We do something very similar to calculate Fourier transforms of tempered distributions
Hi Peter,
At the end of chapter 12, you’ve given the expression for a time-evolved position eigenstate as a Gaussian that broadens over time. What do you mean when you describe it as “a phase factor with constant amplitude extending out to infinity”?
Can you tell us more about the process of writing a book? How did it come about? Was it commissioned by a publisher? Or did you begin a draft and later contact a publisher?
By the way, while the Fresnel integral straightforwardly converges as a improper Riemann integral, I believe it doesn’t exist as a Lebesgue integral. To define it in the sense of Lebesgue, you do need the kind of convergence factor trick as in the Albeverio paper I mentioned above. Since you need that trick anyway as soon as you want to calculate moments, that might as well be your starting point. Still, no analytic continuation is ever necessary in either case.
Many thanks to all who provided references about the question of convergence of this integral. I wasn’t aware of ones not using some sort of i\epsilon argument (or equivalently a -\epsilon^2 convergence factor. I still think though the highly singular nature of what you get when you try and localize a non-relativistic particle (as opposed to the good behavior in imaginary time) is remarkable.
Bob,
It’s only a Gaussian in imaginary time, in real time it’s a phase factor.
Andrew,
The book came about because I started teaching a quantum mechanics course for mathematicians. There was no appropriate book covering a lot of what I wanted to do (e.g. the representation theory point of view, for other topics there are good books, for instance the Brian Hall book is great on the analysis side of the story). So I started writing notes for the class, at some point it became clear these were turning into a book. This project has now though gone on much longer than I wanted, I hope to finish soon.

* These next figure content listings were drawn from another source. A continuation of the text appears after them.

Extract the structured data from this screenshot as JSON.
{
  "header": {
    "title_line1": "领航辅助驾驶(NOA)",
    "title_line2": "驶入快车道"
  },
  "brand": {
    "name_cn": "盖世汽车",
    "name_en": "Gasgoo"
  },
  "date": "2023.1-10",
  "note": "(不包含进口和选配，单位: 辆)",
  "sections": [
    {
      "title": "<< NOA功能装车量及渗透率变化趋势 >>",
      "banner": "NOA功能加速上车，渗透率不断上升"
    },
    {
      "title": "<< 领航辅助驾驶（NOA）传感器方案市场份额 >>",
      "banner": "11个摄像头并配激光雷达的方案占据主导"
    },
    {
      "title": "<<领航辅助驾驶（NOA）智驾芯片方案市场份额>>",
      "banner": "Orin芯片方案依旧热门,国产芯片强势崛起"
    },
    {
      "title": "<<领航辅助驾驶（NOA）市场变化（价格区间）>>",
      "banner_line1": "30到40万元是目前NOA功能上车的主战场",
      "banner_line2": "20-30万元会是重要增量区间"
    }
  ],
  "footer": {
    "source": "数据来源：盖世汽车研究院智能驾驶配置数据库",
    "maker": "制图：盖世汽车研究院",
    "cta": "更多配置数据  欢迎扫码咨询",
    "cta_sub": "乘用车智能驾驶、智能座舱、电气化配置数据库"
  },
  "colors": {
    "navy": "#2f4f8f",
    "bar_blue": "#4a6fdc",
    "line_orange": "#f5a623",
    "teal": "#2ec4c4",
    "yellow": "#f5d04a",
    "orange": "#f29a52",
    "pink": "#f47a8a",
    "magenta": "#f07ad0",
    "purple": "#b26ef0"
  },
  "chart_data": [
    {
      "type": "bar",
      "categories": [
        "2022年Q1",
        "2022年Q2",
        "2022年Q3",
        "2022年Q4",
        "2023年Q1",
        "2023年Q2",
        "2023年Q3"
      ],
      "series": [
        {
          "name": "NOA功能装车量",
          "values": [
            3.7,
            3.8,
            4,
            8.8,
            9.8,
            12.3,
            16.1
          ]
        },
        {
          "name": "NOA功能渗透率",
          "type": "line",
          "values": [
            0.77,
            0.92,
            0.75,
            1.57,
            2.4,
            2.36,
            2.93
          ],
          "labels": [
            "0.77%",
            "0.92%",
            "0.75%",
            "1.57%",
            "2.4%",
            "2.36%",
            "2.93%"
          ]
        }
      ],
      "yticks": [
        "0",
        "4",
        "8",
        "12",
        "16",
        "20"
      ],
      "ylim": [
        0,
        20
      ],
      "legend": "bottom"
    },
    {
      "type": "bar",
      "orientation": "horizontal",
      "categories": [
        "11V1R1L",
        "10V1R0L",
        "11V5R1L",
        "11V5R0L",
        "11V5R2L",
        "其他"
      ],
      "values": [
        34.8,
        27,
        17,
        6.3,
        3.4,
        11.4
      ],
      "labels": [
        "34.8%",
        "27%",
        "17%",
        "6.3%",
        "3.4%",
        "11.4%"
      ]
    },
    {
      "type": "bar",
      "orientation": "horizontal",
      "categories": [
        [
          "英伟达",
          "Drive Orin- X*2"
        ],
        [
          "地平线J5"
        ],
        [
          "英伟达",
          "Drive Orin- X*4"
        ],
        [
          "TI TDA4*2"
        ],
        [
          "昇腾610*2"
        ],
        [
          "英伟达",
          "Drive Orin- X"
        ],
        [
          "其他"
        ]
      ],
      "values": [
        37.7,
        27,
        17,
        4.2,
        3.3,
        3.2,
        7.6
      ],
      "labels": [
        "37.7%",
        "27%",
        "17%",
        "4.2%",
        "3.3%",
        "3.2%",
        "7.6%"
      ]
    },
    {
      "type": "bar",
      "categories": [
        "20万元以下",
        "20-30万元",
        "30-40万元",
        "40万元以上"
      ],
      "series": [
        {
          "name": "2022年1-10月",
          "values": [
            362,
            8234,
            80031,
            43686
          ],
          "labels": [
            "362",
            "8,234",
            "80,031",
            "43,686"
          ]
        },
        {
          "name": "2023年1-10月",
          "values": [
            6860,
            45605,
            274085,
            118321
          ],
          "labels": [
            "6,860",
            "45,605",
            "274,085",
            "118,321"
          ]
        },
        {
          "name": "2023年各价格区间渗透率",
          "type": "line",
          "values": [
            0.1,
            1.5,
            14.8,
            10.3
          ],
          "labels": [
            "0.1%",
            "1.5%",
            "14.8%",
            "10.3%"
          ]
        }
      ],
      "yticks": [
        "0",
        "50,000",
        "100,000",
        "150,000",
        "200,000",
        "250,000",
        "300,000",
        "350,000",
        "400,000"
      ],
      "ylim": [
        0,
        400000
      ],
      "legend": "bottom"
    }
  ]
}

I heard from several different publishers interested in what I was writing, earlier this year signed a contract with Springer. No, in case you’re wondering, there’s no money to be made writing this kind of thing, the motivation is purely the feeling that someone should do it, and that one learns a lot by working on something like this.
Hi Peter
So it is. You’re right, it is strange.
If you take a normalisable but very sharply peaked wavefunction at t=0, you can presumably convolute it with that object and get the corresponding wavefunction at t=T. The further you go spatially from the original peak, the more rapidly that phase changes with distance, so beyond some distance the contribution it makes to the wavefunction at time T will be arbitrarily small, provided the original function has a finite gradient everywhere.
I see that it works, but the way that it works is certainly strange.
Anonymous wrote:
That’s right, functions like sin(x^2) or cos(x^2) or exp(ix^2) are not Lebesgue integrable, because Lebesgue integration can’t handle the “infinite cancellation” required to get a finite answer. But you can use any reasonable way of first imposing a cutoff or forcing the function to decay for large x and then removing this; they all give the same answer. Analytic continuation is essentially one of these methods.
This goes to show that the Lebesgue theory is not the last word on integration, and not nearly good enough to do path integrals in real time.
The Henstock-Kurzweil integral is able to handle this particular integral.
Thanks John,
The lack of Lebesgue integrability makes precise the problem with the definition I was trying to put my finger on.
Bob, these propagators are certainly strange objects. It may help sometimes to remind oneself that propagators are not generally functions. Rather, they are distributions (generalized functions), which generally don’t even need to have any representation as pointwise functions. Even when they do have such a representation on part of their range (as happens to be the case with the t>0 free particle propagator), you can do all kinds of things with them (e.g. Fourier transforms, moments, etc.) involving “integrals” that are divergent in the Riemann or Lebesgue sense. I promise that for the most part all this makes intuitive sense once one familiarizes oneself sufficiently with generalized functions.
The canonical source for generalized functions is the brilliant multi-volume:
I.M Gel’fand and G.E. Shilov, Generalized functions